Ольга Петровна довольно посмотрела на директора и произнесла:
— Я вас понимаю, Константин Петрович, и тоже прошу войти в мое непростое положение. Вы нам, кстати, ещё компьютерный класс не показали, — тихо сказала Ольга Петровна, а затем, повысив голос, добавила: — Спускайтесь, Павел Егорович, Константин Петрович нам ещё компьютерный класс хочет показать.
Тем временем, педагог Апача продолжала свою речь перед учениками одиннадцатого «Б» класса, явно наслаждаясь процессом, а местами даже упиваясь своим монологом. Она расхаживала перед открытым окном, постоянно попадая под потоки весеннего ветра, что ещё больше делало её похожей на индейского вожака.
— Пусть эта поверхность будет какой угодно, — говорила Апача, — но я всегда спрашиваю себя, что находится за ней?
Завершив свой словесный пассаж, она оборвала речь почти на полуслове и перевела взгляд от конспекта, в который изредка заглядывала, на ученика Килю:
— Артём, а тебя, я вижу, вопрос, который так терзал Джордано Бруно, совсем не беспокоит? — произнесла Апача. — Сюда неси, что ты там в Винтера бросил.
Киля поднял с пола скомканную записку Лизы и направился к учителю.
— Бесконечно ли пространство или нет? Является ли оно просто соотношением между материальными телами, или существует независимо от них, само по себе? — продолжала Апача. — Вот вопросы, которые всегда ставились относительно такой сущности, как «пространство». Ньютон писал…
Киля подошёл к учителю, положил скомканную записку на её стол и уже хотел было уже обратно вернуться на своё место, но Апача его остановила:
— А вот что по этому поводу писал Ньютон в своих дневниках, ответит нам Артём Килин, — сказала Тамара Викторовна.
— Откуда мне это знать? — возмутился Киля.
— А ты представь, что ты — это он, — предложила Тамара Викторовна Храмина, — Тем более, что я просила повторить законы Ньютона дома.
Класс разразился смехом. Расхохоталась и Лера Скворцова, а Киля, наоборот, насупился и стал смущенно рассматривать крашенный пол класса под ногами. Разумеется, он не знал домашнего задания — ни того, что задавали вчера, ни того, что задавали на прошлой неделе. Но он знал одно: от Апачи так просто никто ещё не уходил.
— Читай! — скомандовала Апача и протянула приговорённому ученику свой потрёпанный временем конспект с выцветшей зелёной обложкой.
Киля начал читать:
— «По положениям и расстояниям предметов от какого-либо тела…» — бормотал он.
— Громче, Килин! Что ты там мямлишь себе под нос? — рявкнула Тамара Викторовна.
— Я не могу громче, я после болезни, — попытался оправдаться Киля, слабо кашлянув в высокое горло своего шерстяного свитера.

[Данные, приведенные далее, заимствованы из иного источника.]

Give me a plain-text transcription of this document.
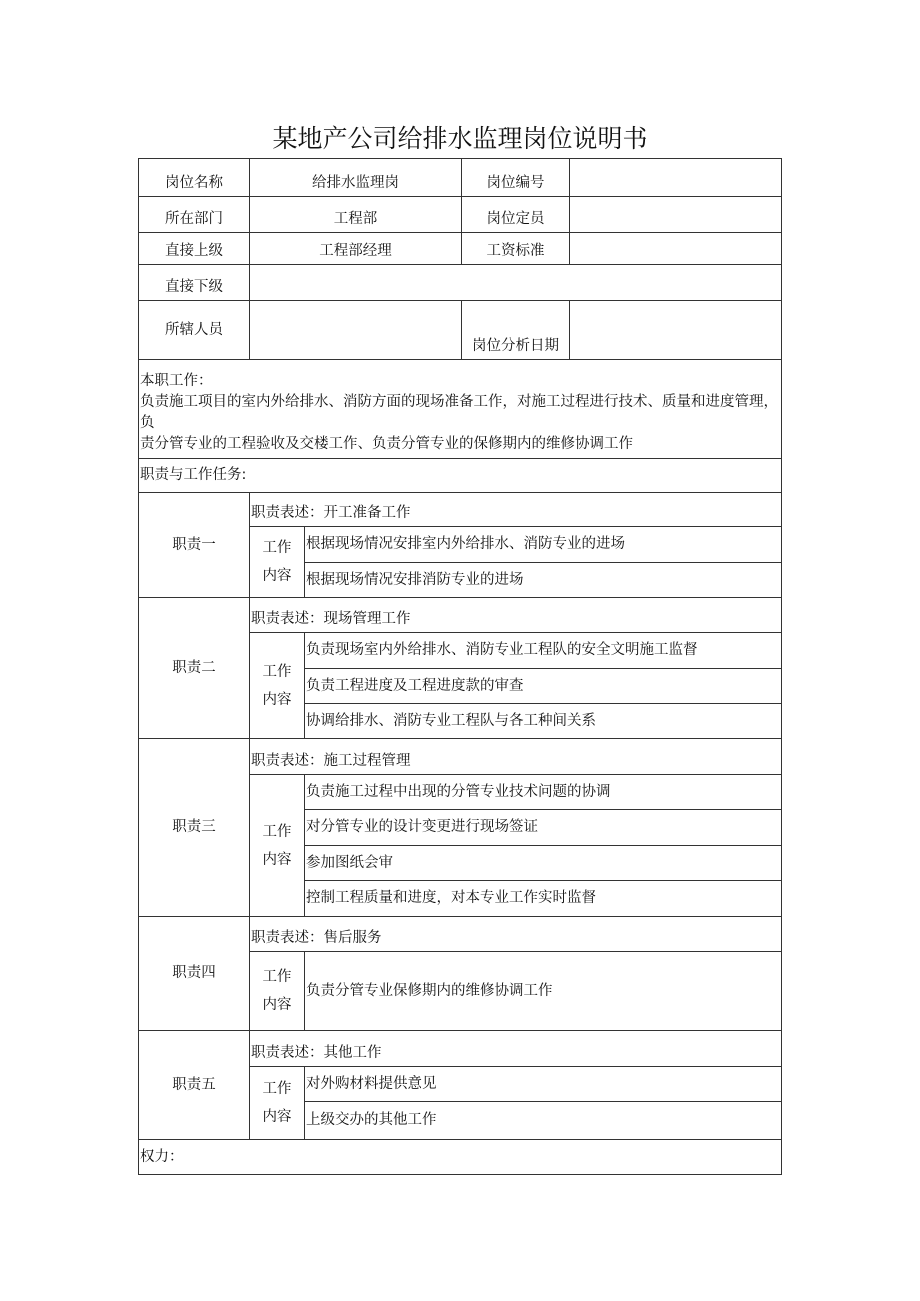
某地产公司给排水监理岗位说明书
岗位名称	给排水监理岗		岗位编号	
所在部门	工程部		岗位定员	
直接上级	工程部经理		工资标准	
直接下级				
所辖人员			岗位分析日期	

本职工作：
负责施工项目的室内外给排水、消防方面的现场准备工作，对施工过程进行技术、质量和进度管理，负
责分管专业的工程验收及交楼工作、负责分管专业的保修期内的维修协调工作				

职责与工作任务:				
职责一	职责表述：开工准备工作			

	工作
内容	根据现场情况安排室内外给排水、消防专业的进场		
		根据现场情况安排消防专业的进场		
职责二	职责表述：现场管理工作			

	工作
内容	负责现场室内外给排水、消防专业工程队的安全文明施工监督		
		负责工程进度及工程进度款的审查		
		协调给排水、消防专业工程队与各工种间关系		
职责三	职责表述：施工过程管理			

	工作
内容	负责施工过程中出现的分管专业技术问题的协调		
		对分管专业的设计变更进行现场签证		
		参加图纸会审		
		控制工程质量和进度，对本专业工作实时监督		
职责四	职责表述：售后服务			

	工作
内容	负责分管专业保修期内的维修协调工作		
职责五	职责表述：其他工作			

	工作
内容	对外购材料提供意见		
		上级交办的其他工作		
权力：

Оправдание засчитано не было.
— Килин, не шути со мной, — пригрозила учительница. — Читай!
Киля продолжил:
— «Ньютон писал: по положениям и расстояниям предметов от какого-либо тела, принимаемого за неподвижное, определяем места вообще, затем и о всех движениях судим по отношению к этим местам. Таким образом, вместо абсолютных мест и движений пользуются относительными, в делах житейских это не представляет неудобства».
— Всё тебе ясно, Килин? — спросила Апача.
— Да, — неуверенно произнёс Киля.
— Что тебе ясно? — переспросила учительница.
Киля кашлянул ещё раз, повторно намекая на свой недуг, и затем тихо произнёс:
— Ньютон считал, что в делах житейских это не представляет неудобства.
— Что не представляет неудобства? — серьёзным тоном спросила Апача.
— Всё, — робко ответил Киля.
— Это как?! — переспросила она.
Киля замолчал — житейские дела Ньютона ему, разумеется, знакомы не были.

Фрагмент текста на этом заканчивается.